When I step out of the second pen and onto a walkway I think that I am now on “the inside.” But that’s just silly. The visiting buildings are down a concrete path and about twenty-ﬁve yards away. I assume they are separate from the general population and supermax buildings and heavily guarded. I take a deep breath and start walking. The California sun blazes down on me and I notice that the walkway is unadorned with any vegetation. I hear someone tapping on one of those sliver windows in the two-story concrete bunker of a building to my left. My heels clack against the sidewalk as I quicken my pace. There is nothing much to look at as I pass through an unnatural courtyard of concrete and dirt into a gray, nondescript one-story building.
Mostly it feels like I am walking into a school, and I remember that the public high school in the town where I attended Catholic school was actually designed by an architect who specialized in prisons. It had slits for windows, too.
Inside there are two reception areas, one to my left and one to my right. I turn left as told. The guard seated at a desk in front of a closed-circuit monitor looks at my pass and takes my ID. On his belt there are huge keys, of the size and shape that might open some medieval castle. I comment on this and the guard says the kids love those keys as he uses one to open the door into the visiting room for me.
Then I’m standing inside a sterile room. If not for the fact that all the prisoners wear denim shirts and jeans, the setting feels almost like a normal cafeteria. With armed guards, that is. There are vending machines, small round tables, and unforgiving ﬂuorescent lights. A guard at a slightly elevated counter across the room motions to me. Briskly I walk past the several groups of people in midvisit. A little girl of about three catches my eye. Audrey Hepburn getting ready to visit Sing Sing in Breakfast at Tiffany’s comes to mind, as she says to George Peppard: “You think it should be sad seeing children there; but it isn’t. They’re all dressed up with ribbons in their hair.” This girl is all dressed up with no ribbons but several braids with pink fasteners adorning her head.

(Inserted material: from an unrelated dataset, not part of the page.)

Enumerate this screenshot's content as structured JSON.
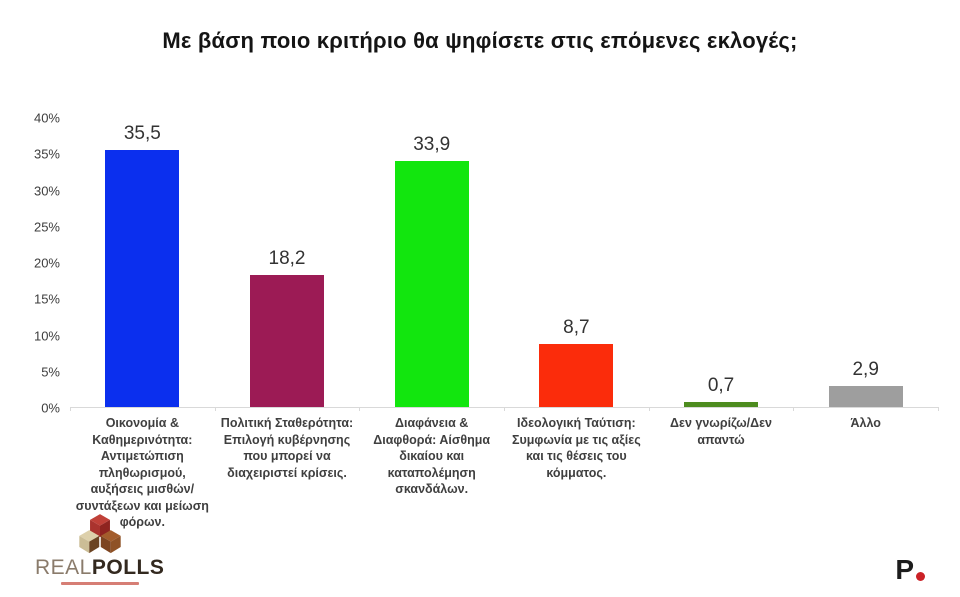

The guard says, “Over here.” He takes my pass and briefs me on procedures.
“There is a brief kiss and embrace allowed at the beginning and end of the visit,” he tells me sternly but through a bucktoothed smile. I tell him it’s not that kind of visit. “You have no idea what I see up here,” he continues. The smile is innocuous enough, but I’m wondering if maybe this guy likes watching such exchanges just a little too much.
All the other guards have been so friendly. Believe me: I am happy for their presence. I am glad they care what I look like coming in here, because while I wanted to look pretty for the visit–as I would for any business or social meeting–I am well aware that I am in a room with men who do not see very many women. And while I am not in the least afraid of meeting Rory, I am a little afraid of these other guys. I am even more conscious of that in here than I would be on a New York City subway at midnight.
The guard, whom I am already mentally nicknaming “Buck Tooth,”
assigns me a table with the number “16” stenciled on it. He tells me that during the visit we are only allowed to hold hands–on top of the table. I ﬁght the urge to snap at him and admit to myself that I wouldn’t last a week in prison.